Lawyers in the environmental, litigation and real estate fields dominate the office, and would like to concentrate on bringing in lawyers in those fields, managing partner David Antzis says.
"We're looking to grow strategically," he says. "If there were some domestic relations lawyer in some firm that wanted to join us I'd say no."
"But yes to someone in real estate, litigation or environmental -- the fields we have there," he says. "We're also looking to add to our business group."
"We're looking for smart, experienced good lawyers in those fields," he says.
Antzis says Pamela Goodwin, an environmental lawyer in the Princeton office, suggested to Picco over the years that he come to the firm. "But I don't think the time was ripe then, but lucky for us the timing turned out to be ripe when she approached him this fall," Antzis says.
"I think as Reed Smith became a global firm Steve felt they lost some interest in New Jersey," Antzis says.
He says firms that have a worldwide presence tend to have higher billing rates, and "Steve felt it was making it hard for him to retain some of his clients because they couldn't sustain the rates."
Patrick Bradley, who manages Reed Smith's Princeton office, says it's wrong to say the firm isn't interested in having a strong environmental practice or a substantial New Jersey presence.
The Princeton office still has about 50 lawyers, he says. "Clearly Reed Smith has a very active environmental and energy practice and we will continue to do that."
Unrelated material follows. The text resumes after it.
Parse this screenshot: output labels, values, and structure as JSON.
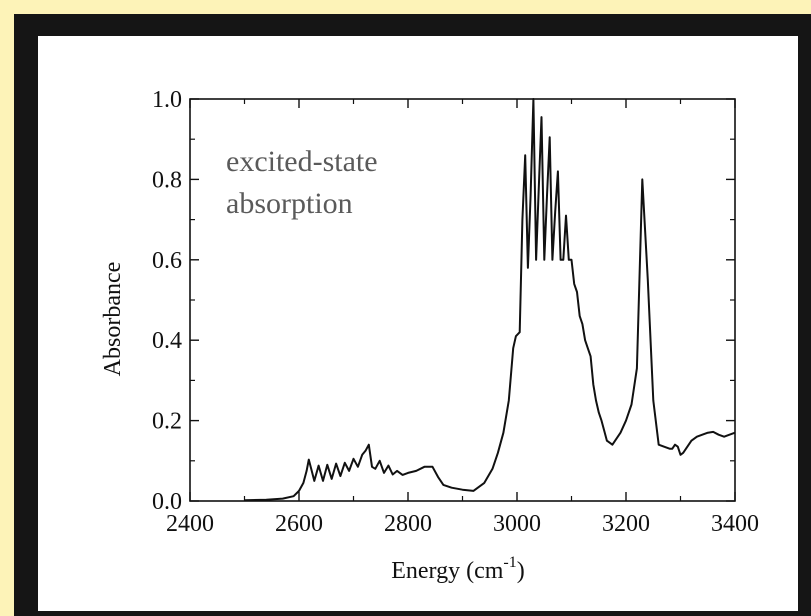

"Having said that, I can also understand his position: to go to a more local, regional, firm in connection with his practice," Bradley says. "I don't think the two things are distinct, but I would disagree with the suggestion that Reed Smith is not interested in an environmental practice."
The head of the firm's environmental practice is Louis Naugle in Pittsburgh and there are energy lawyers in the Princeton office, "but Steve was the environmental practice" in that office, Bradley says.